If you asked me if I was a feminist in high school, I would have answered, “Probably.” I figured that because I was a girl and I believed in equality.
In university, without a grasp on what feminism actually was, I was surprised when one of my female professors she said she believed in women’s rights but didn’t consider herself a feminist.
Why didn’t she identify herself as a feminist? Were feminists actually… bad? Did I want to be labeled one?
Conversations with women and gender studies students gave me an inkling that feminism was something I still had a lot to learn about. Now, at the beginning of my journey into feminism, I refer to Bell Hook’s definition in her book Feminism is For Everybody: “Feminism is a movement to end sexism, sexist exploitation, and oppression.”
Perhaps much of our media has exposed us to images of “extreme feminists,” women who shun traditional roles and come across as anti-male.
According to Hooks, feminism isn’t against men. Feminism is against patriarchy, another name for institutionalized sexism. Hook writes that we “are all participants in perpetuating sexism until we change our minds and hearts; until we let go of sexist thought and action and replace it with feminist thought and action”.

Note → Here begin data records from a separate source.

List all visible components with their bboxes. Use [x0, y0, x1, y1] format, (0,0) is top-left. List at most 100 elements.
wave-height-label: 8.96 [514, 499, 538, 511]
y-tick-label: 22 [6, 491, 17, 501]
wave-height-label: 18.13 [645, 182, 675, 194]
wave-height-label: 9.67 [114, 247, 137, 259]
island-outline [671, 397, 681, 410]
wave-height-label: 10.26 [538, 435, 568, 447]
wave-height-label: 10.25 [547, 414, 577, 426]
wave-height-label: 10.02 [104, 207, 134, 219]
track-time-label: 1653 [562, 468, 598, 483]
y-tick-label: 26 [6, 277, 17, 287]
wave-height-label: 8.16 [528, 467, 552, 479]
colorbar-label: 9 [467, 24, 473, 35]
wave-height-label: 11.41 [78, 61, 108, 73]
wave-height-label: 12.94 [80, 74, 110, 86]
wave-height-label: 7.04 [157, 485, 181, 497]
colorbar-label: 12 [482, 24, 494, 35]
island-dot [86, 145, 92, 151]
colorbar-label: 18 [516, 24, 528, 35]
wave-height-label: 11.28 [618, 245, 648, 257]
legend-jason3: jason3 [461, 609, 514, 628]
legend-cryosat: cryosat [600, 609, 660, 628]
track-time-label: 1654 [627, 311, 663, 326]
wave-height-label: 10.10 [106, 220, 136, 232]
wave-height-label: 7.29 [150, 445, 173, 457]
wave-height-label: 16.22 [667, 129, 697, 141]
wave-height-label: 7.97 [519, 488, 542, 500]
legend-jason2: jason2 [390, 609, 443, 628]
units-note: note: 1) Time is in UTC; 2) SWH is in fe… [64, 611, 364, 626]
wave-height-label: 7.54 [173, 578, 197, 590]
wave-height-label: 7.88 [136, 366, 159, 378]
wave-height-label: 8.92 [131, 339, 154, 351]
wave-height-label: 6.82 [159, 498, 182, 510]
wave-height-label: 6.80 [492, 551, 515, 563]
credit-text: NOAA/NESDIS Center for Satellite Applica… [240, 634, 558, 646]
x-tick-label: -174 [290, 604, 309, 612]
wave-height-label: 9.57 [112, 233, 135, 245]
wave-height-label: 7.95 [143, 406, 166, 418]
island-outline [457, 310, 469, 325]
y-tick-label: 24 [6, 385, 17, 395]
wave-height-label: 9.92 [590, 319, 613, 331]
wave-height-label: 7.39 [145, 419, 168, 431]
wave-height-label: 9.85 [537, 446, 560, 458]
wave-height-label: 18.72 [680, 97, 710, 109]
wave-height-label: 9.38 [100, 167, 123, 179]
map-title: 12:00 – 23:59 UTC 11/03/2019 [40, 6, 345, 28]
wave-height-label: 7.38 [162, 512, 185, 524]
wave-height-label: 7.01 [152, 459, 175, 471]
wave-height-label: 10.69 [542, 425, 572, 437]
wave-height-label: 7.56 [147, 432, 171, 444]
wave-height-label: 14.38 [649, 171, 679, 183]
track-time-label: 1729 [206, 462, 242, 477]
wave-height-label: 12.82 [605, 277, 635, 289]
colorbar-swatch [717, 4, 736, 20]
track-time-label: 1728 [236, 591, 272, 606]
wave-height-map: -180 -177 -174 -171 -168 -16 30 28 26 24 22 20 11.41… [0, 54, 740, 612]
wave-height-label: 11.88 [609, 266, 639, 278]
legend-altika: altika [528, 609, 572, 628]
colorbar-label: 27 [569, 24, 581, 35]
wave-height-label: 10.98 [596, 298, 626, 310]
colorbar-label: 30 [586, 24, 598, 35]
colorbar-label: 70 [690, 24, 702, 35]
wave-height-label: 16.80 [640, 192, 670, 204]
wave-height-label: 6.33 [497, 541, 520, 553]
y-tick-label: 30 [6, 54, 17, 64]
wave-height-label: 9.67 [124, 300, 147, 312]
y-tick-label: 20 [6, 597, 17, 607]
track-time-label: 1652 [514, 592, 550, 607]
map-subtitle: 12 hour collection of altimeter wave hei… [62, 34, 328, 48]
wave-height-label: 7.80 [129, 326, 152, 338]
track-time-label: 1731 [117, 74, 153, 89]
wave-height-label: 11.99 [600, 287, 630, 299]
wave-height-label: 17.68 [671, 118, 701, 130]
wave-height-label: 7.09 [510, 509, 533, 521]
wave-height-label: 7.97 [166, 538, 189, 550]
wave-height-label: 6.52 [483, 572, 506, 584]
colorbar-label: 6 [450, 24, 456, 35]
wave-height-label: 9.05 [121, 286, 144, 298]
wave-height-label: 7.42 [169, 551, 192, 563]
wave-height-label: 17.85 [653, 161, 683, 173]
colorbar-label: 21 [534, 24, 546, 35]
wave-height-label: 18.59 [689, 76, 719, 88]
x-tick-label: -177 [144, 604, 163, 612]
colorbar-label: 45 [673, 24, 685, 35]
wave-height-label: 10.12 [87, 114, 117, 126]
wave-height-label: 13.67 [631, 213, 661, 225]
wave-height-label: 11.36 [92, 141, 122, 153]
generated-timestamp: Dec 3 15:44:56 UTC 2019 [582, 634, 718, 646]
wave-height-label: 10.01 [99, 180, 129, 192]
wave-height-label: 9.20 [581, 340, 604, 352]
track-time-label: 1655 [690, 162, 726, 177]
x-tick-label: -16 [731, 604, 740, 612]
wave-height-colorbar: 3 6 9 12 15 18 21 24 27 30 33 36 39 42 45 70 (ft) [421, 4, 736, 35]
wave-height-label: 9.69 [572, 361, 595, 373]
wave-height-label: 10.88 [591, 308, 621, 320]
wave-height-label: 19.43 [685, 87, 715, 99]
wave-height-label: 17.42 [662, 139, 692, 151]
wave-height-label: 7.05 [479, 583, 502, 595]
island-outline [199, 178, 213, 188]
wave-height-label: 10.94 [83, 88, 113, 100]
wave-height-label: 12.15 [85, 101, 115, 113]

For me, traveling on the path of feminism means reading Hook’s handbook. It means Googling a lot of new terms and words. It means finding feminist authors to read. It means learning about the role that intersectionality and privilege play in each individual’s experience. It means reflecting on how the media content I consume creates the world around me and affects my understanding of it.
Ask me now, “Are you a feminist?” and I’ll proudly answer, “Yes.”